Si en occident on commence à penser à des business mobile-first, en Afrique c’est la norme pour réussir. Cela nous a déroutés au début, car on craignait la familiarité avec les avocats, la perte de données précieuses. Finalement, les avocats nous transmettent chaque semaine les informations importantes et les clients sont ravis de la proximité avec ceux-ci, sans tomber dans le manque de professionnalisme. Nous avons des professionnels formidables sur le continent : nous devons leur faire confiance et ils feront de même avec nous.

Comment conciliez-vous votre identité d’entrepreneur de la diaspora basé en France avec votre mission de transformer l’Afrique ? Cette position « entre deux mondes » est-elle un avantage ou parfois un obstacle ?

Kevin Bilingi : Avant Rahizi, notre startup Studio K2B AGENCY travaillait déjà avec des entreprises, des états ou même des associations en Afrique, mais dans des fonctions supports (communication, conseil, graphisme, marketing digital, développement web).
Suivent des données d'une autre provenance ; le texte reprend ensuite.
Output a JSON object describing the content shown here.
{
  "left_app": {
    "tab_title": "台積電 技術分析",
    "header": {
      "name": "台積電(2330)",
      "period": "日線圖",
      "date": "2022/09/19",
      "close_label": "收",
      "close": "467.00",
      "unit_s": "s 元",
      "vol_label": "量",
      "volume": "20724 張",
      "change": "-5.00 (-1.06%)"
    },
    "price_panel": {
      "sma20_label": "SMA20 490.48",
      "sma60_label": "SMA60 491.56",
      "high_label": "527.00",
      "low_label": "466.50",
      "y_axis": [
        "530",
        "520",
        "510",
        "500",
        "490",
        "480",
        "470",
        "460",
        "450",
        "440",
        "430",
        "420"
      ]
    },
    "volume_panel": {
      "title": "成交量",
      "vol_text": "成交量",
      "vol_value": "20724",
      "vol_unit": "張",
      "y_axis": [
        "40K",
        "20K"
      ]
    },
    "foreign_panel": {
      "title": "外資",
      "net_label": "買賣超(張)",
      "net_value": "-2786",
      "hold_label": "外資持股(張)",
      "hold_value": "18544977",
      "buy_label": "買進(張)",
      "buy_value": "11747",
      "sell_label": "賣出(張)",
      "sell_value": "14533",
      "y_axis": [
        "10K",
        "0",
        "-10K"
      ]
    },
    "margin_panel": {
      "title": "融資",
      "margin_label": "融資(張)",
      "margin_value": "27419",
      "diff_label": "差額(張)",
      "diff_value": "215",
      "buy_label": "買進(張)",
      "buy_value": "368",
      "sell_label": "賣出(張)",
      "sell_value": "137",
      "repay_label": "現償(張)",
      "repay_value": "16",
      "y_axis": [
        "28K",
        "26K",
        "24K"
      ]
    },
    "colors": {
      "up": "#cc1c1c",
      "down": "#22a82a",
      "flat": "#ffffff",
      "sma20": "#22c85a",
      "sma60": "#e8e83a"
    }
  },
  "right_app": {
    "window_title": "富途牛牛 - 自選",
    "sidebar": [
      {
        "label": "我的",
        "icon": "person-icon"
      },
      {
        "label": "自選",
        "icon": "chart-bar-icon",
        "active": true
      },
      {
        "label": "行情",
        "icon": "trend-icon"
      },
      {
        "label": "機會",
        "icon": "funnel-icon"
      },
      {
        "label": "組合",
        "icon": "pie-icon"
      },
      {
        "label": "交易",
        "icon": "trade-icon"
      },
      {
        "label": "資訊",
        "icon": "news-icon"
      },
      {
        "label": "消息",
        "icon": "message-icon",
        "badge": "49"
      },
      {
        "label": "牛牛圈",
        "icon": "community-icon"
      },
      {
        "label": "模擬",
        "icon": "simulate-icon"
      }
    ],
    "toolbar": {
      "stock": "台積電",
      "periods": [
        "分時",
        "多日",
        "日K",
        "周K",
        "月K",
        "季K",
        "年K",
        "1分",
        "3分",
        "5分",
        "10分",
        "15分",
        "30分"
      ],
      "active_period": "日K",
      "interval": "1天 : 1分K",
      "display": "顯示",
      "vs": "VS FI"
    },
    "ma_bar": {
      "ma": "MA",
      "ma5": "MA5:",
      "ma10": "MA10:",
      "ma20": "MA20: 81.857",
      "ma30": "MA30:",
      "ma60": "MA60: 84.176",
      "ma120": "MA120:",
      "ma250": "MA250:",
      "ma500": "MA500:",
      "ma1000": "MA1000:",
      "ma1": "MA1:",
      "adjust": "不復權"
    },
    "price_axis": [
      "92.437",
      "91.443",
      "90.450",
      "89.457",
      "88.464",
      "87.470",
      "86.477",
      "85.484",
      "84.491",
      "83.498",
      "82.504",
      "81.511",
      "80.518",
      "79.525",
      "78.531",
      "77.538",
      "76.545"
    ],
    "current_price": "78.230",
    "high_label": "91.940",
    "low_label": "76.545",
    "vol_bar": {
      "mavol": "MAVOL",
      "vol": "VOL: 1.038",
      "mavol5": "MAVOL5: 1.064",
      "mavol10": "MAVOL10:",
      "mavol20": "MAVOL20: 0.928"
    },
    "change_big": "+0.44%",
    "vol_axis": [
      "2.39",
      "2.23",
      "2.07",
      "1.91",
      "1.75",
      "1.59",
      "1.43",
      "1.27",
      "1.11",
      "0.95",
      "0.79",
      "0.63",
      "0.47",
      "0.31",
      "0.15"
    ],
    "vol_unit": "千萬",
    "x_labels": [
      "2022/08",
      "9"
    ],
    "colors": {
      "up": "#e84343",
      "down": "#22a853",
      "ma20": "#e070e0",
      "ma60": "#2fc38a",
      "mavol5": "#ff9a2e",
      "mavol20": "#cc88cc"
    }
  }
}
Pour la première fois, nous avons étudié et codéveloppé une solution avec des acteurs locaux, faisant d’eux le cœur de la machine. Et pas une mince affaire, puisque nous avons pensé dès la genèse Rahizi comme une legaltech panafricaine multilingue. Grâce à ce projet nous apprenons énormément.

La première chose à accepter c’est qu’on ne sait rien, même si on a eu des réussites en diaspora ou de beaux diplômes. Il faut venir en étudiant et non en sachant, comprendre pourquoi ils font les choses sans juger et voir comment nos process et notre vision peuvent s’inscrire dans un continent qui n’est pas une page vierge, bien au contraire. Notre double-identité n’a jamais dérangé nos partenaires car jamais nous nous en sommes servis pour imposer notre fonctionnement ou les infantiliser : ils ont confiance en notre capacité à développer une marque forte et des technologies pour soutenir leurs affaires, et nous les traitons comme nos partenaires clés ou nos clients.

Nous tirons parti du meilleur de chacun de nos avocats partenaires pour concevoir Rahizi comme un produit pensé par des africains de tous horizons pour toute personnes souhaitant créer son entreprise en Afrique aujourd’hui ou dans 5 ans. Pour cela, pas de raccourci : nous écoutons les informations marché remontés par nos contacts locaux et nous adaptons à lui grâce à des technologies développées en occident ou Asie, pas l’inverse.